Oct. 18, 2024 – With the U.S. presidential election just weeks away, Latin American economies are preparing for potential disruptions to trade policies and tariffs. As political uncertainty in Washington intensifies, countries across the region are bracing for shifts that could impact exports, investments, and bilateral trade agreements.
The stakes are high, as the outcome of the U.S. election could determine whether current trade policies will be maintained or undergo significant changes. Both major candidates have hinted at possible shifts, leaving regional governments and businesses unsure about the future of trade relations with their largest economic partner.
Trade Tensions on the Horizon?
Some Latin American leaders are concerned that the U.S. election could lead to a resurgence of protectionist policies, similar to those seen during the Trump administration. The threat of new tariffs or stricter trade regulations could hit major export sectors, including agriculture, manufacturing, and raw materials.

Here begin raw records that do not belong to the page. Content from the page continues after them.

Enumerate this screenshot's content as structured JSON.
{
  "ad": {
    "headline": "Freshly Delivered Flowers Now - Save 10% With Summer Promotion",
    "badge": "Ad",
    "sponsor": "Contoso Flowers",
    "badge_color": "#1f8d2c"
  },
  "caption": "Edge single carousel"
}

Mexico, a top U.S. trading partner, is particularly vulnerable to any policy shifts. The U.S.-Mexico-Canada Agreement (USMCA), which replaced NAFTA, could face renegotiation or adjustments under a new administration. “If tariffs come back on the table, the ripple effect will be felt throughout the supply chain,” said Enrique González, an economist at Mexico’s National Institute for Trade Policy.
Brazil, Argentina, and Chile, which rely heavily on the U.S. market for agricultural exports and metals, also face risks of tariff hikes or increased scrutiny on trade.

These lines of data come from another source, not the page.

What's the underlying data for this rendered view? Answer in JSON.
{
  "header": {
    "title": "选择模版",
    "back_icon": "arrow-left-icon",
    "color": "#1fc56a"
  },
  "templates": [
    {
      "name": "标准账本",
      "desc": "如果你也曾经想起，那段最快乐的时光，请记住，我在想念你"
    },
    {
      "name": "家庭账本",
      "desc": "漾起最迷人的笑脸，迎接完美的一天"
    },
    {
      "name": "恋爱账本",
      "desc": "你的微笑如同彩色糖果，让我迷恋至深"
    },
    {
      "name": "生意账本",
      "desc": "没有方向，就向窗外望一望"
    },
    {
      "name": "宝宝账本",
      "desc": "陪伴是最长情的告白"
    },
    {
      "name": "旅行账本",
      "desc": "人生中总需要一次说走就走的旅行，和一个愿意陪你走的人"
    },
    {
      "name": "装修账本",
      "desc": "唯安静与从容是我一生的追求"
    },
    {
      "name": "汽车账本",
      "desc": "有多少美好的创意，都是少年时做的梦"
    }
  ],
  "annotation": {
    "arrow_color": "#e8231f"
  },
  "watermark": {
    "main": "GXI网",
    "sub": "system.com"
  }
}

Concerns Over a ‘Decoupling’ Trend
A growing trend of economic decoupling—where the U.S. seeks to reduce reliance on certain trading partners—has also raised concerns. With both major U.S. candidates emphasizing the need to reduce dependence on foreign supply chains, Latin America fears that strategic sectors like manufacturing and auto parts could be affected.
“Latin American economies benefit significantly from integration with U.S. supply chains,” said Gabriela Silva, an analyst with a trade consultancy firm in São Paulo. “Any attempt to decouple could hurt industries that rely on exports to the U.S. and complicate economic recovery.”
The China Factor
The election’s impact on Latin American trade also extends to U.S.-China relations. Both nations compete for influence in the region, and any escalation in tensions between Washington and Beijing could force Latin American countries to re-evaluate their economic ties with both powers.

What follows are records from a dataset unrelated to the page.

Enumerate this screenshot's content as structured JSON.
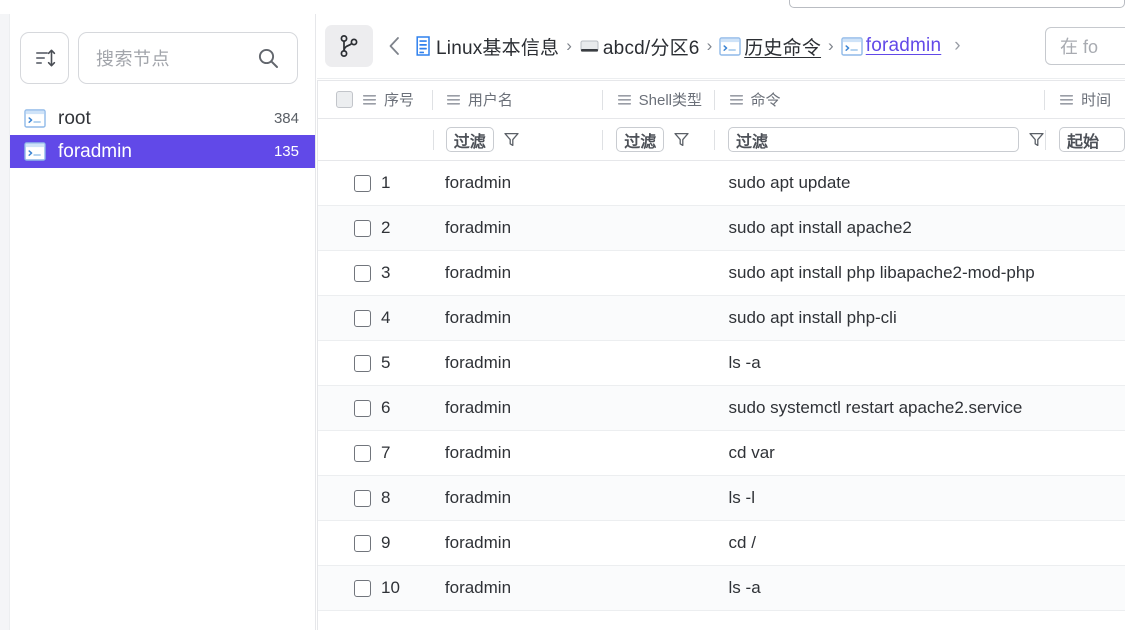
{
  "theme": {
    "accent": "#6149e8",
    "link": "#6149e8",
    "text": "#2f3237",
    "muted": "#6b7079",
    "row_alt": "#fafbfc",
    "border": "#e6e7ea",
    "icon_blue": "#2f80ed"
  },
  "sidebar": {
    "sort_button_label": "排序",
    "sort_icon": "sort-icon",
    "search": {
      "placeholder": "搜索节点",
      "value": "",
      "icon": "search-icon"
    },
    "items": [
      {
        "icon": "terminal-icon",
        "label": "root",
        "count": "384",
        "selected": false
      },
      {
        "icon": "terminal-icon",
        "label": "foradmin",
        "count": "135",
        "selected": true
      }
    ]
  },
  "breadcrumb": {
    "branch_button_icon": "git-branch-icon",
    "back_icon": "chevron-left-icon",
    "trailing_icon": "chevron-right-icon",
    "items": [
      {
        "icon": "document-list-icon",
        "label": "Linux基本信息",
        "style": "plain"
      },
      {
        "icon": "disk-icon",
        "label": "abcd/分区6",
        "style": "plain"
      },
      {
        "icon": "terminal-icon",
        "label": "历史命令",
        "style": "linked"
      },
      {
        "icon": "terminal-icon",
        "label": "foradmin",
        "style": "active"
      }
    ],
    "search": {
      "placeholder": "在 fo",
      "value": ""
    }
  },
  "table": {
    "select_all_checkbox": "select-all",
    "columns": [
      {
        "key": "index",
        "label": "序号",
        "grip": "grip-icon",
        "filter": null,
        "funnel": false
      },
      {
        "key": "username",
        "label": "用户名",
        "grip": "grip-icon",
        "filter": "过滤",
        "funnel": true
      },
      {
        "key": "shell",
        "label": "Shell类型",
        "grip": "grip-icon",
        "filter": "过滤",
        "funnel": true
      },
      {
        "key": "command",
        "label": "命令",
        "grip": "grip-icon",
        "filter": "过滤",
        "funnel": true
      },
      {
        "key": "time",
        "label": "时间",
        "grip": "grip-icon",
        "filter": "起始",
        "funnel": false
      }
    ],
    "rows": [
      {
        "index": "1",
        "username": "foradmin",
        "shell": "",
        "command": "sudo apt update",
        "time": ""
      },
      {
        "index": "2",
        "username": "foradmin",
        "shell": "",
        "command": "sudo apt install apache2",
        "time": ""
      },
      {
        "index": "3",
        "username": "foradmin",
        "shell": "",
        "command": "sudo apt install php libapache2-mod-php",
        "time": ""
      },
      {
        "index": "4",
        "username": "foradmin",
        "shell": "",
        "command": "sudo apt install php-cli",
        "time": ""
      },
      {
        "index": "5",
        "username": "foradmin",
        "shell": "",
        "command": "ls -a",
        "time": ""
      },
      {
        "index": "6",
        "username": "foradmin",
        "shell": "",
        "command": "sudo systemctl restart apache2.service",
        "time": ""
      },
      {
        "index": "7",
        "username": "foradmin",
        "shell": "",
        "command": "cd var",
        "time": ""
      },
      {
        "index": "8",
        "username": "foradmin",
        "shell": "",
        "command": "ls -l",
        "time": ""
      },
      {
        "index": "9",
        "username": "foradmin",
        "shell": "",
        "command": "cd /",
        "time": ""
      },
      {
        "index": "10",
        "username": "foradmin",
        "shell": "",
        "command": "ls -a",
        "time": ""
      }
    ]
  }
}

Countries like Brazil and Peru, which export large amounts of soybeans, copper, and other commodities to China, are watching closely. “If U.S.-China tensions escalate, Latin America will feel pressure to align more closely with one side, which could have trade implications,” Silva added.
Hedging Against Uncertainty
Latin American governments are taking steps to mitigate potential fallout from the U.S. election. Mexico and Brazil, for instance, are exploring new trade deals and expanding partnerships with the European Union and Asian markets to reduce reliance on the U.S.
Meanwhile, regional economies are also working to diversify exports and invest in sectors less exposed to external shocks. “We need to think beyond traditional trade partners and look for new opportunities,” said Argentina’s Trade Minister, Alicia Pérez.
What’s at Stake?
A change in U.S. trade policy could have immediate consequences for industries ranging from automotive to agriculture. The imposition of new tariffs or delays in customs procedures could disrupt supply chains, increase costs, and slow economic growth.
With inflation already a concern in countries like Argentina and Brazil, any additional trade barriers could complicate efforts to stabilize prices. For smaller economies in Central America and the Caribbean, which depend heavily on U.S. trade and remittances, the stakes are even higher.
Outlook: Preparing for Uncertainty
As the U.S. election draws closer, Latin American leaders are adopting a wait-and-see approach, while quietly preparing for worst-case scenarios. Policymakers are urging businesses to build resilience by diversifying markets and reducing dependence on exports to the U.S.
Ultimately, the future of trade between the U.S. and Latin America will depend on the election outcome and the policies of the next U.S. administration. For now, the region remains on edge, bracing for what could be a significant turning point in its economic relationship with the United States.
As González notes, “The U.S. election isn’t just about domestic policies—it has global consequences. For Latin America, the impact could shape the region’s trade dynamics for years to come.”